The second big challenge I ran into was communicating with Athena from Lambda, because I used Google and StackOverflow searches to find the best way to do this, and the recommendations out there were to use Node's JDBC package with the custom Athena JDBC driver. This was a nightmare to deal with, and when I brought this up on Twitter, several people came to my aid (in particular, @EwanToo and @rahulpathak) and pointed out that the latest aws-sdk package has Athena support. That worked fairly well (although it was a bit annoying to handle the somewhat-complicated flow of query-then-check-status-repeatedly-then-get-results).
Finally, it was a bit challenging to figure out how to handle the US_State Slot Type, since Lex doesn't send a nicely-formatted State object (which I was hoping would always be the US State abbreviation), but instead can send either the full name of the state or the abbreviation... And, in my attempts to handle geographic parsing within Lex, I realized that if I'm getting a City or a County, I needed to make the slot send both the city/county and the state in a single slot (it just didn't work properly to get them in separate slots--too hard for Lex to parse). So I had to built a somewhat hackish function to extract out the City or County (if supplied) and State, but it seems to work quite well now that it's built.

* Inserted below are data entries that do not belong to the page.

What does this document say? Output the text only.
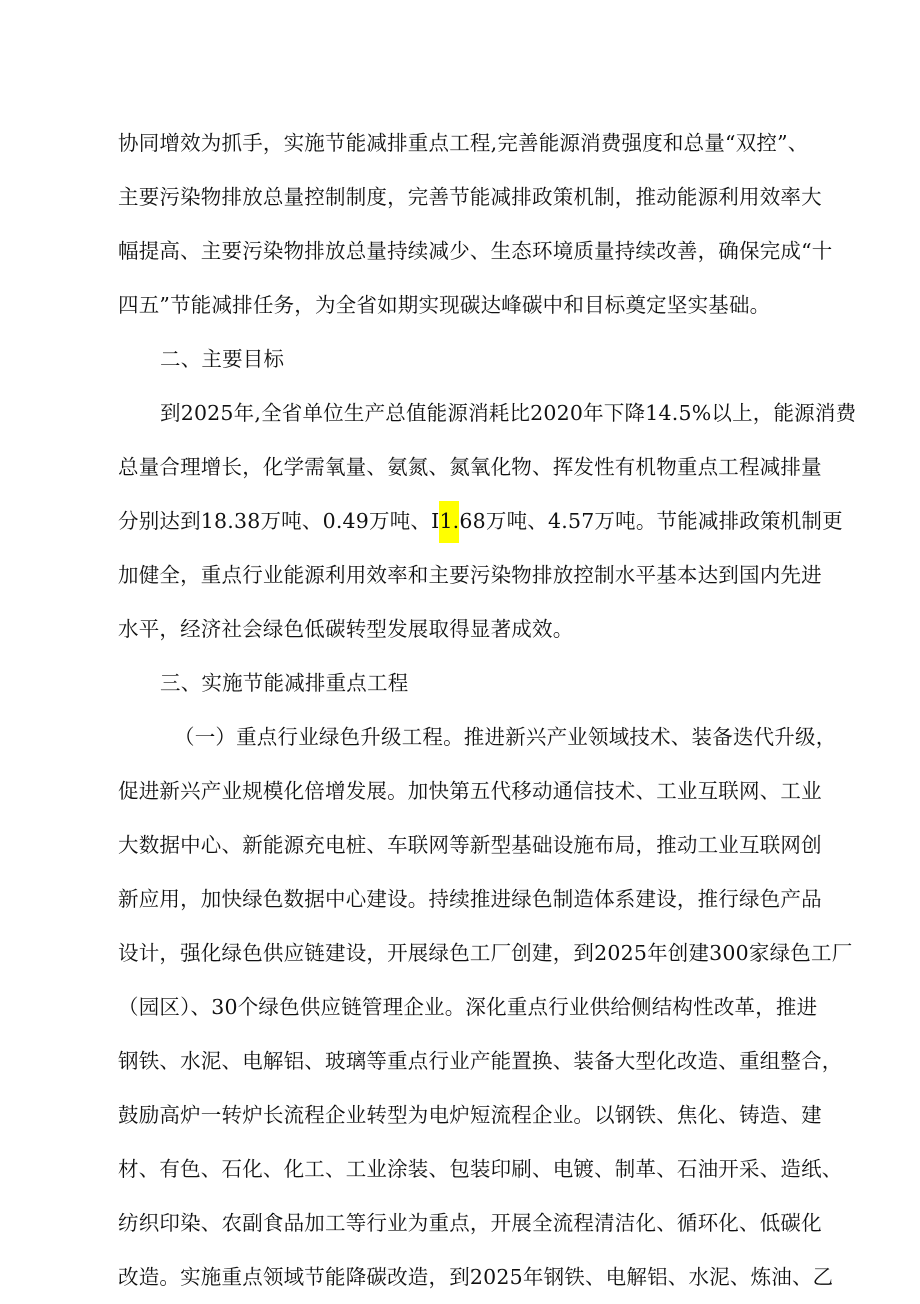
协同增效为抓手，实施节能减排重点工程,完善能源消费强度和总量“双控”、
主要污染物排放总量控制制度，完善节能减排政策机制，推动能源利用效率大
幅提高、主要污染物排放总量持续减少、生态环境质量持续改善，确保完成“十
四五”节能减排任务，为全省如期实现碳达峰碳中和目标奠定坚实基础。
二、主要目标
到2025年,全省单位生产总值能源消耗比2020年下降14.5%以上，能源消费
总量合理增长，化学需氧量、氨氮、氮氧化物、挥发性有机物重点工程减排量
分别达到18.38万吨、0.49万吨、I1.68万吨、4.57万吨。节能减排政策机制更
加健全，重点行业能源利用效率和主要污染物排放控制水平基本达到国内先进
水平，经济社会绿色低碳转型发展取得显著成效。
三、实施节能减排重点工程
（一）重点行业绿色升级工程。推进新兴产业领域技术、装备迭代升级，
促进新兴产业规模化倍增发展。加快第五代移动通信技术、工业互联网、工业
大数据中心、新能源充电桩、车联网等新型基础设施布局，推动工业互联网创
新应用，加快绿色数据中心建设。持续推进绿色制造体系建设，推行绿色产品
设计，强化绿色供应链建设，开展绿色工厂创建，到2025年创建300家绿色工厂
（园区）、30个绿色供应链管理企业。深化重点行业供给侧结构性改革，推进
钢铁、水泥、电解铝、玻璃等重点行业产能置换、装备大型化改造、重组整合，
鼓励高炉一转炉长流程企业转型为电炉短流程企业。以钢铁、焦化、铸造、建
材、有色、石化、化工、工业涂装、包装印刷、电镀、制革、石油开采、造纸、
纺织印染、农副食品加工等行业为重点，开展全流程清洁化、循环化、低碳化
改造。实施重点领域节能降碳改造，到2025年钢铁、电解铝、水泥、炼油、乙
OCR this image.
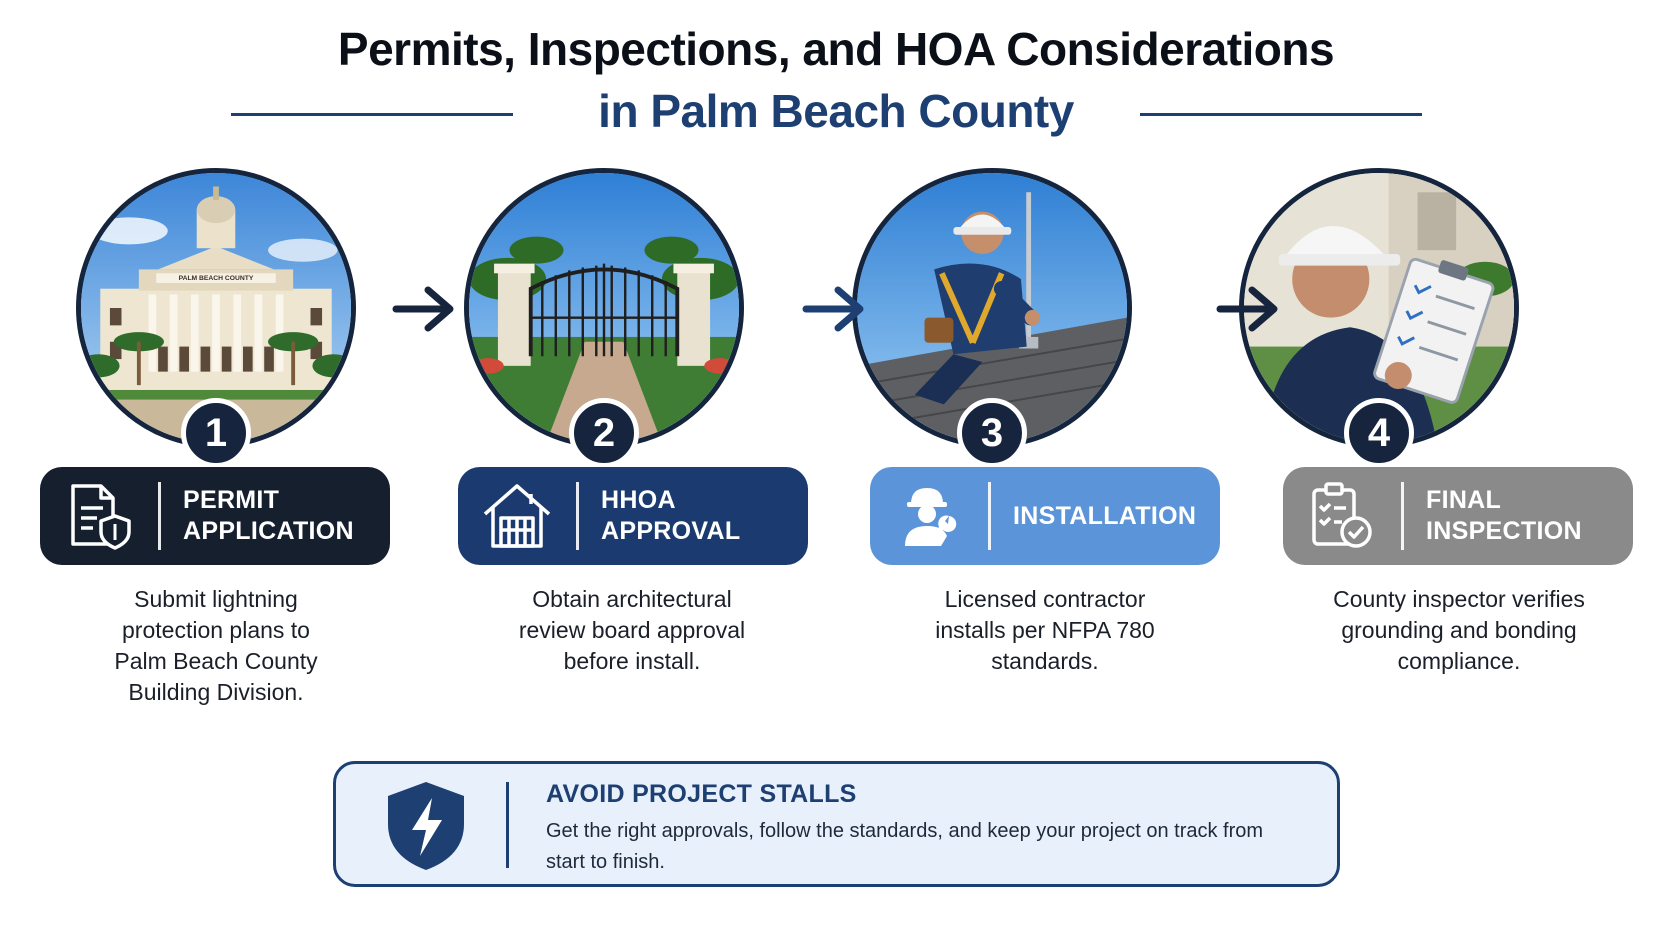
Permits, Inspections, and HOA Considerations
in Palm Beach County
PALM BEACH COUNTY
1	2	3	4
PERMIT
APPLICATION
HHOA
APPROVAL
INSTALLATION
FINAL
INSPECTION
Submit lightning
protection plans to
Palm Beach County
Building Division.
Obtain architectural
review board approval
before install.
Licensed contractor
installs per NFPA 780
standards.
County inspector verifies
grounding and bonding
compliance.
AVOID PROJECT STALLS
Get the right approvals, follow the standards, and keep your project on track from start to finish.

Accomplishments that I'm proud of
I'm quite proud of the whole setup I have built here: the exports to Athena (which are very easy, simple to maintain, and are a ridiculously small number of lines of code); the Lex bot (which is also quite simple and compact); and the Lambda function (at just over 400 lines, by far the biggest part of the project, but that's still very small in the grand scheme of things, and also quite easy to support).
And the bot is just cool--it's amazing to have this wonderful database, and to ask clear questions in English to a bot that can give answers in seconds instead of waiting more than a week for sales support!
What I learned
I learned a lot about the capabilities of Athena and Lex. I learned how to train Lex, and what Lex is good at (effortlessly) and what is somewhat complicated in Lex. (For example, it would have been easier to make Lex prompt for the slots, but the Bot works a lot better when you can ignore almost all of the criteria to get a higher-level answer, without having to do anything but ask a single question).
What's next for BuildFax Counts
The sales and marketing teams are already issuing a lot of queries to the BuildFax Counts bot, and they have a number of different requests. The two most common are (a) being able to ask a question that returns a table (instead of a single number) as a CSV that previews in Slack and can be downloaded; and (b) being able to get address-specific BuildFax Reports (which can be PDFs or interactive web pages) through the bot. And I anticipate more and more requests coming in the future.